Après une trilogie achevée par un épisode malheureusement un peu faiblard par rapport aux autres, la saga « Scream » repart de plus belle douze ans plus tard, avec ce quatrième épisode vendu comme celui d'une « nouvelle génération », mais qui sonne aussi beaucoup comme un retour aux sources... A commencer par le retour du scénariste originel à l'écriture : le grand Kevin Williamson, ce génie du grand comme du petit écran, où il avait notamment signé l'inénarrable et novatrice série pour ado « Dawson », pas si éloignée que ça de « Scream », en fin de compte, dans sa tendance obsessionnelle à mettre en abyme le cinéma ! Mais c'est aussi l'occasion de revoir les trois « survivants que l'on croirait immortels » des chapitres précédents : à savoir Sidney Prescott, l'héroïne endurcie (incarnée par Neve Campbell), Gale Weathers, la journaliste désormais sur le retour (Courteney « Friends » Cox), et ce bon vieux Dewey, devenu shérif de Woodsboro (David Arquette). Force est de constater qu'ils ont tous pris un petit coup de vieux, renvoyant les spectateurs de la première heure à leur propre et douloureuse sénescence... Mais ce quatrième opus marque surtout, après un numéro 3 plutôt « édulcoré », le retour salvateur et en grandes pompes du sang qui gicle et qui pisse par tous les orifices que l'on peut rajouter dans un corps humain : l'occasion donc de jouir... pardon, de « mourir en série » tranquillement, comme il se doit finalement dans tout bon « slasher » qui se respecte ! D'ailleurs : « slasher », « se lâcher »... quelle différence ?

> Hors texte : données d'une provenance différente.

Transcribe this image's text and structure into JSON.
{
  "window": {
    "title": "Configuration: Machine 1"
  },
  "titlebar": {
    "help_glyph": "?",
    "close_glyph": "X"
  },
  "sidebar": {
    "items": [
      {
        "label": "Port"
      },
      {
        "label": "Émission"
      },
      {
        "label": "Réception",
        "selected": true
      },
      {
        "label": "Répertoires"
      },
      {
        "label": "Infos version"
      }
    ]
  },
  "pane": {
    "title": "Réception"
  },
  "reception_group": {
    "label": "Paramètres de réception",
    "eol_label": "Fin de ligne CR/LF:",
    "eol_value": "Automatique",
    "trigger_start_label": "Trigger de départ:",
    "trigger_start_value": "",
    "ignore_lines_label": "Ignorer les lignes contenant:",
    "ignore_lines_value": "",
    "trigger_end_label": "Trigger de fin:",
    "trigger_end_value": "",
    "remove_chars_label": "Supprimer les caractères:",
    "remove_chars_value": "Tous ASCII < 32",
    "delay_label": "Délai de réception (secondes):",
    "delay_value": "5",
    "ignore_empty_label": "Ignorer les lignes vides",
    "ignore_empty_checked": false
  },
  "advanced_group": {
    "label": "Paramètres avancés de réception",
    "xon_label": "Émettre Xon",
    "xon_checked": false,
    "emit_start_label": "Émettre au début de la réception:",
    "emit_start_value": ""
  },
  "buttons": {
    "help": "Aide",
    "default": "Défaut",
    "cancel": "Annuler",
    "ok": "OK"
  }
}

Comme à son habitude, Wes Craven illustre en bon faiseur, avec un talent certain pour l'efficacité visuelle, un scénario « taillé au couteau », si l'on peut dire... Le film réserve d'ailleurs bien des surprises, balançant entre le rire et l'horreur, et des séquences de meurtres souvent très bien emballées : on retient entre autres le massacre d'une jeune fille dans une chambre, avec spectateurs impuissants aux fenêtres de la maison d'en face, éviscération et éclaboussures écarlates sur les murs incluses ! Le tueur possède toujours un merveilleux talent sadique pour la mise en bouche (essentiellement téléphonique... mais jamais téléphonée !), puis pour la mise en scène de ses crimes...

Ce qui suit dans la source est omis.